Settis: agriculture and food culture are fundamental to protect the landscape

The talk “Quality agriculture protects the landscape”, on the hot topic of overbuilding. The role of the Constitution and schools
Salvatore Settis

Article 9 of the Italian Constitution states that the Republic protects the landscape and the historical and artistic heritage of the Nation. And yet, Italy has for decades been experiencing continuous and out-of-control overbuilding, which takes hundreds of hectares away from agriculture every day. Moreover, protecting the landscape is not just an aesthetic matter, a fact of beauty, on the contrary. The landscape must be protected, first of all, as a place to live. This is why, as Salvatore Settis, art historian and archaeologist, who has often discussed landscape issues, explained at the talk “Quality agriculture protects the landscape”, organized by Slow Food’s Terra Madre Salone del Gusto that quality agriculture is the best form of landscape protection, because it preserves it, maintains it, protects it as a common good available to the community and to future generations. Schools have a fundamental role in protecting landscapes. They should have the task of transmitting and educating about this message.

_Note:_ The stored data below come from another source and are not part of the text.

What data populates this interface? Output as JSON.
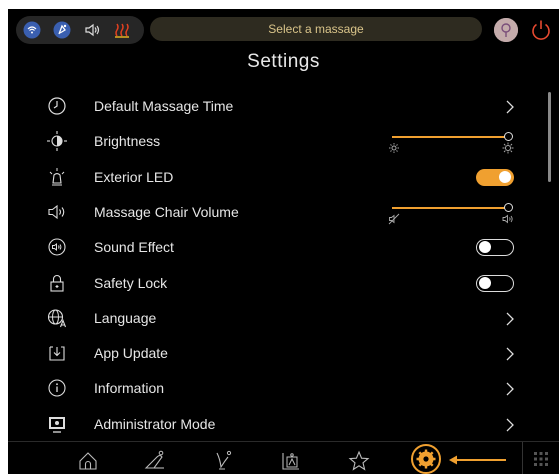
{
  "header": {
    "select_prompt": "Select a massage",
    "status_icons": [
      "wifi-icon",
      "bluetooth-body-icon",
      "volume-icon",
      "heat-icon"
    ],
    "profile_icon": "user-avatar-icon",
    "power_icon": "power-icon"
  },
  "page": {
    "title": "Settings"
  },
  "settings": [
    {
      "label": "Default Massage Time",
      "icon": "clock-icon",
      "control": "chevron"
    },
    {
      "label": "Brightness",
      "icon": "brightness-icon",
      "control": "slider",
      "value": 1.0
    },
    {
      "label": "Exterior LED",
      "icon": "lamp-icon",
      "control": "toggle",
      "state": "on"
    },
    {
      "label": "Massage Chair Volume",
      "icon": "speaker-icon",
      "control": "slider",
      "value": 1.0
    },
    {
      "label": "Sound Effect",
      "icon": "sound-effect-icon",
      "control": "toggle",
      "state": "off"
    },
    {
      "label": "Safety Lock",
      "icon": "padlock-icon",
      "control": "toggle",
      "state": "off"
    },
    {
      "label": "Language",
      "icon": "globe-language-icon",
      "control": "chevron"
    },
    {
      "label": "App Update",
      "icon": "download-icon",
      "control": "chevron"
    },
    {
      "label": "Information",
      "icon": "info-icon",
      "control": "chevron"
    },
    {
      "label": "Administrator Mode",
      "icon": "monitor-icon",
      "control": "chevron"
    }
  ],
  "bottom_nav": {
    "items": [
      "home-icon",
      "massage-chair-icon",
      "body-stretch-icon",
      "program-icon",
      "favorites-icon",
      "settings-gear-icon"
    ],
    "active": "settings-gear-icon",
    "extra": "grid-menu-icon"
  },
  "colors": {
    "accent": "#f0a030",
    "background": "#000000",
    "text": "#e6e6e6",
    "select_text": "#d9c48a"
  }
}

“Italy is full of mysteries, but there is one that I truly cannot understand. Why”, asked Settis, “does a country that has no demographic increase, and it would be losing population if there were no immigrants, but luckily for us there are, continue to build and overbuild, for instance highways and high-speed rail lines, even where they are not needed. All of this is detrimental to fertile land, because building is easier on the plains and Italy has some of the most fertile plains on the planet, like the Po Valley or the Campania plain, where we are building warehouses and houses that are unnecessary. The explanation for all of this is quite complex: basically, from an archaic culture, real estate is considered a form of investment to freeze an accumulated capital, no matter how it has been accumulated, whether honestly, or from criminal activities”.

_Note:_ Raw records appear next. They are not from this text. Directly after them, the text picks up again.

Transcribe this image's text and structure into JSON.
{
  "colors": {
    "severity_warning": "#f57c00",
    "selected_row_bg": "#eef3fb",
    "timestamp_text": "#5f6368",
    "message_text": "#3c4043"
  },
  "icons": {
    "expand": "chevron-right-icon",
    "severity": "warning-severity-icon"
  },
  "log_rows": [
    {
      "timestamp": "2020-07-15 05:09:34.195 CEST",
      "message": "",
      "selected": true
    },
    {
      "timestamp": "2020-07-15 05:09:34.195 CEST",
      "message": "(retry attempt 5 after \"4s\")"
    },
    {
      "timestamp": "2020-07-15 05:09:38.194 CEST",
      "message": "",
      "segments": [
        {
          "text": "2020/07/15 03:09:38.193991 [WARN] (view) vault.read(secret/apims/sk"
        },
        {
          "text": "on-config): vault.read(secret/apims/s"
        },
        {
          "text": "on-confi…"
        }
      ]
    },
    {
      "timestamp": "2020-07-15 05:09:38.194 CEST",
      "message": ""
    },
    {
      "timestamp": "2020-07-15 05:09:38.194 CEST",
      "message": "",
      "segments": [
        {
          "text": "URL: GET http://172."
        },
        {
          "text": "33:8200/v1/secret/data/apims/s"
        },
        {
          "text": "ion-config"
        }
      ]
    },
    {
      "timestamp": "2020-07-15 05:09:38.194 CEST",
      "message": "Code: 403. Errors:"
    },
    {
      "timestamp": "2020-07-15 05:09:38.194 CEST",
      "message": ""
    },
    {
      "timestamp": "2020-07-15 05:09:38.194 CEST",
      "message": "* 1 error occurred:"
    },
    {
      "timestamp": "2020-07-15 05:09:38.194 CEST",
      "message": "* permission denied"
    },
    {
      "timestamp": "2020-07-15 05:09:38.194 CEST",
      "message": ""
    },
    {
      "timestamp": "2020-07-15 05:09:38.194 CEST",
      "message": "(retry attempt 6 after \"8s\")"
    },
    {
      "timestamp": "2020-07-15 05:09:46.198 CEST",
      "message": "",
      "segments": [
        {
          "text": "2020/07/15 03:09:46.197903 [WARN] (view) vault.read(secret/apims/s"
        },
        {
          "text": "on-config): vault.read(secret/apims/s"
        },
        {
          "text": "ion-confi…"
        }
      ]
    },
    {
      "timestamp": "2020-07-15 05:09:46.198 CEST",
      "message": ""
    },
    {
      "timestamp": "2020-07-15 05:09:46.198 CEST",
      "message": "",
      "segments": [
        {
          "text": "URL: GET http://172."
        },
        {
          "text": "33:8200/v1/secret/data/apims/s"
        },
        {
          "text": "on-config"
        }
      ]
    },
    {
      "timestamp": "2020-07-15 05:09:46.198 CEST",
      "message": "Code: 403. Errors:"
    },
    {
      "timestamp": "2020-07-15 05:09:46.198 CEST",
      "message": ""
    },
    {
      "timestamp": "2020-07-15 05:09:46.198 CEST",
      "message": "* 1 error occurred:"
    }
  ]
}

These are incomprehensible choices do not take into account the worst damage, namely, “land consumption, of which Italy holds first place in Europe, surpassing even much more populous countries such as Germany. One of the worst consequences is that we do not take into consideration that the more we occupy fertile soil and the less we think about food, the soil will have to feed us and future generations. If we were far-sighted, it would be logical to do otherwise. It is clear”, continued the art historian, “that this lack of attention to agriculture, and that it is considered positive to invest in brick, is the result of a culture that has not been updated on the tangible needs of humanity”.
As we mentioned, schools play a fundamental role. “We should start from school, but from the family as well, to explain that quality agriculture is the best way to protect landscape and that it is not just something beautiful to look at. Our Constitution, in article 9, protects the landscape and the historical and artistic heritage of the nation. It does not say that it could protect it, but that it protects it, mandates it and imposes it on us all as citizens. Protecting the landscape, however, is not done in the name of beauty, even though the Italian ones are beautiful. The point is that the landscape must be protected as something to be experienced, in its forms of life, vegetation, fauna and human presence. All of it is to be protected as an enlarged bio system, in which quality agriculture, when practiced well, is the best form of protection. From this point of view”, concluded Settis, “the primary message schools should send is that landscape and environment are common goods, they belong to us; to us, and to future generations. We have received an extraordinarily rich landscape from our ancestors, and we have the duty to deliver it to our descendants better than we found it, not worse. We are the temporary custodians of an inheritance we have received. It is our duty to know how to pass it on to future generations. Agriculture and the culture of food, in this vital discourse for the survival of the human species itself, are absolutely crucial elements, which we must never forget, and schools should also take on this task”.